Communities also have ego issues. One of the most difficult ones in WardsWiki is the issue of rewriting or deleting signed content. Some people have declared that they don't mind editing, others have said "delete but don't alter", and some have strongly resisted any deletion. (To an extreme, some people question whether the original author should be able to delete their own signed words. See Wiki:WikiMindWipe and Wiki:TrustAndResponsibility for more on this view and its opponents.)

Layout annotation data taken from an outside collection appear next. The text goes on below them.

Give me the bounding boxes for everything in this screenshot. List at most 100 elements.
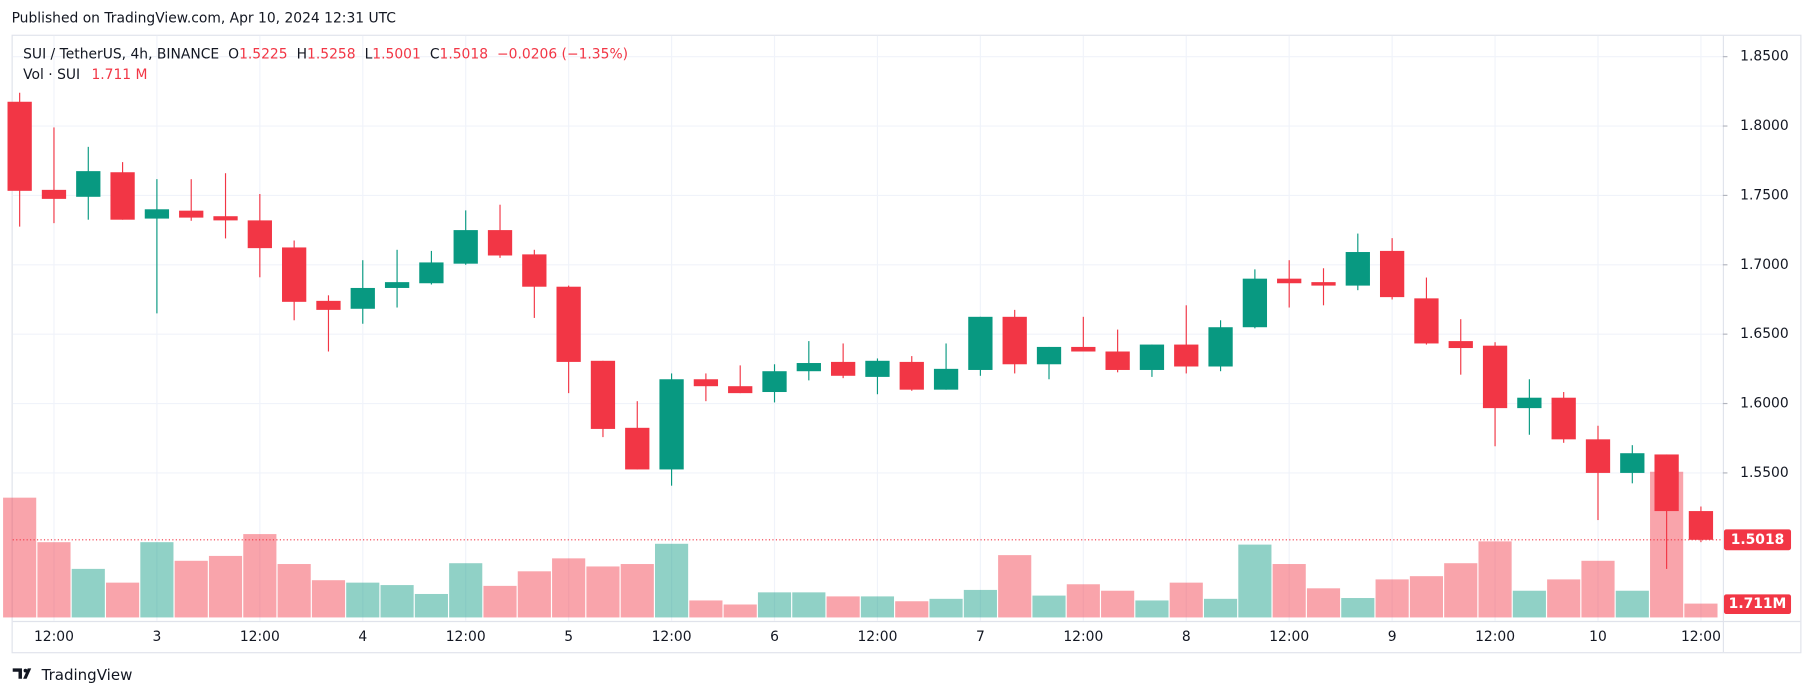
candle-body	[625, 427, 650, 470]
axes: 1.8500 1.8000 1.7500 1.7000 1.6500 1.6000 1.55…	[12, 49, 1792, 645]
candle-body	[1654, 454, 1679, 512]
open-value: 1.5225	[239, 46, 287, 62]
grid	[12, 35, 1723, 621]
candle-body	[1208, 327, 1233, 367]
x-tick-label: 12:00	[1475, 629, 1515, 645]
volume-bar	[1032, 595, 1066, 618]
volume-bar	[277, 564, 311, 618]
volume-bar	[586, 566, 620, 618]
candle-body	[1414, 298, 1439, 344]
candle-body	[1174, 344, 1199, 367]
candle-body	[1448, 341, 1473, 349]
logo-icon	[12, 668, 32, 679]
volume-bar	[552, 558, 586, 618]
y-tick-label: 1.7000	[1740, 257, 1789, 273]
candle-body	[796, 363, 821, 372]
brand-logo: TradingView	[12, 666, 132, 684]
candle-body	[762, 371, 787, 393]
candle-body	[41, 189, 67, 199]
candle-body	[1002, 316, 1027, 365]
volume-title: Vol · SUI	[23, 67, 80, 83]
high-label: H	[297, 46, 307, 62]
x-tick-label: 12:00	[1269, 629, 1309, 645]
candle-body	[1585, 439, 1611, 473]
y-tick-label: 1.6500	[1740, 326, 1789, 342]
volume-bar	[860, 596, 895, 618]
candle-body	[1105, 351, 1130, 370]
volume-bar	[1306, 588, 1341, 618]
volume-bar	[346, 582, 380, 618]
candle-body	[110, 172, 135, 220]
symbol: SUI / TetherUS, 4h, BINANCE	[23, 46, 219, 62]
chart-legend: SUI / TetherUS, 4h, BINANCE O1.5225 H1.5…	[23, 46, 628, 62]
x-tick-label: 8	[1182, 629, 1191, 645]
x-tick-label: 6	[770, 629, 779, 645]
volume-bar	[689, 600, 723, 618]
candle-body	[1071, 346, 1096, 352]
x-tick-label: 12:00	[857, 629, 897, 645]
x-tick-label: 12:00	[652, 629, 692, 645]
logo-dot	[23, 668, 28, 673]
volume-bar	[1615, 590, 1649, 618]
candle-body	[179, 210, 204, 218]
candle-body	[487, 230, 513, 256]
x-tick-label: 5	[564, 629, 573, 645]
candle-body	[1345, 252, 1370, 286]
x-tick-label: 12:00	[1681, 629, 1721, 645]
volume-last: 1.711 M	[91, 67, 147, 83]
published-note: Published on TradingView.com, Apr 10, 20…	[12, 11, 396, 27]
last-price-tag	[1723, 529, 1792, 551]
y-tick-label: 1.7500	[1740, 187, 1789, 203]
volume-bar	[1341, 598, 1375, 618]
volume-bar	[1101, 590, 1135, 618]
candle-body	[419, 262, 444, 284]
volume-bar	[655, 543, 689, 618]
volume-bar	[1169, 582, 1203, 618]
candle-body	[350, 287, 375, 309]
volume-tag-label: 1.711M	[1729, 596, 1787, 612]
candle-body	[1311, 282, 1336, 286]
volume-bar	[895, 601, 929, 618]
candle-body	[213, 216, 238, 221]
candle-body	[693, 379, 719, 387]
volume-bar	[998, 555, 1032, 618]
candle-body	[556, 286, 581, 362]
candle-body	[830, 361, 856, 376]
volume-bar	[963, 589, 997, 618]
candles	[7, 92, 1714, 569]
candle-body	[590, 360, 616, 429]
volume-bars	[3, 471, 1718, 618]
candle-body	[1551, 397, 1576, 440]
candle-body	[1277, 278, 1302, 284]
volume-bar	[1272, 564, 1306, 618]
x-tick-label: 12:00	[34, 629, 74, 645]
volume-bar	[1512, 590, 1546, 618]
volume-bar	[929, 598, 963, 618]
volume-bar	[1203, 598, 1238, 618]
x-tick-label: 7	[976, 629, 985, 645]
volume-bar	[1444, 563, 1478, 618]
volume-bar	[483, 585, 517, 618]
volume-bar	[826, 596, 860, 618]
volume-bar	[1478, 541, 1512, 618]
candle-body	[1242, 278, 1268, 328]
volume-bar	[1066, 584, 1100, 618]
x-tick-label: 3	[152, 629, 161, 645]
high-value: 1.5258	[307, 46, 356, 62]
candle-body	[76, 171, 101, 197]
volume-bar	[380, 585, 414, 618]
candle-body	[1139, 344, 1165, 370]
volume-bar	[723, 604, 757, 618]
y-tick-label: 1.8500	[1740, 49, 1789, 65]
y-tick-label: 1.5500	[1740, 465, 1789, 481]
candle-body	[659, 379, 684, 470]
low-label: L	[365, 46, 373, 62]
open-label: O	[228, 46, 239, 62]
candle-body	[728, 386, 753, 394]
volume-bar	[174, 560, 208, 618]
volume-bar	[1547, 579, 1581, 618]
x-tick-label: 10	[1589, 629, 1607, 645]
volume-bar	[140, 542, 174, 618]
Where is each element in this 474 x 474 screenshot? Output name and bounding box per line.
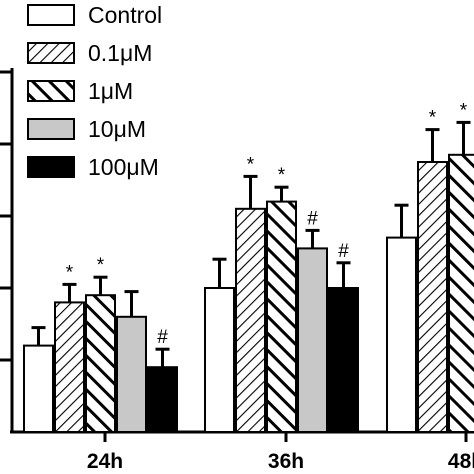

Creating a synthesis is often hard work. For example, I tried several times to alter Wiki:WhyChooseMicrosoftAndVb to be less offensive. After significant discussions, the initial harsh anti-VB paragraph was slightly altered to be less offensive.

Later, on the same page, I added a (surprising!) supportive comment from Linus (of Linux fame). My quote was quickly changed to add a nearby quote (not a good programming language) that didn't support the main point. I deleted it. It was re-added. I nearly deleted the entire quote, but decided to move the second point away from the excerpt I had chosen. The material was moved back into my version. Finally, I put the second point right after the first, and added the full context. (This is the version that remains today.) I probably would have given up if my edits were undone again--the damage was already done.

Given the large struggles needed for minimal gains, I think most people's time is better spent creating new content than trying to create syntheses. Even the synthesists will probably do better by writing a new summary on top rather than altering ThreadMode. In a sense, single/multiple view conflict is similar to the document/threadmode controversy. Although a few influential people (like Ward) have argued strongly for DocumentMode pages, on WardsWiki much (most?) multi-author interaction is ThreadMode. --CliffordAdams

[Cliff plans to reply to more of the discussion above later.]

The recent addition to Wiki:DeletionInWiki by Wiki:TomStambaugh has an interesting description of multiple views in the Hebrew Scriptures.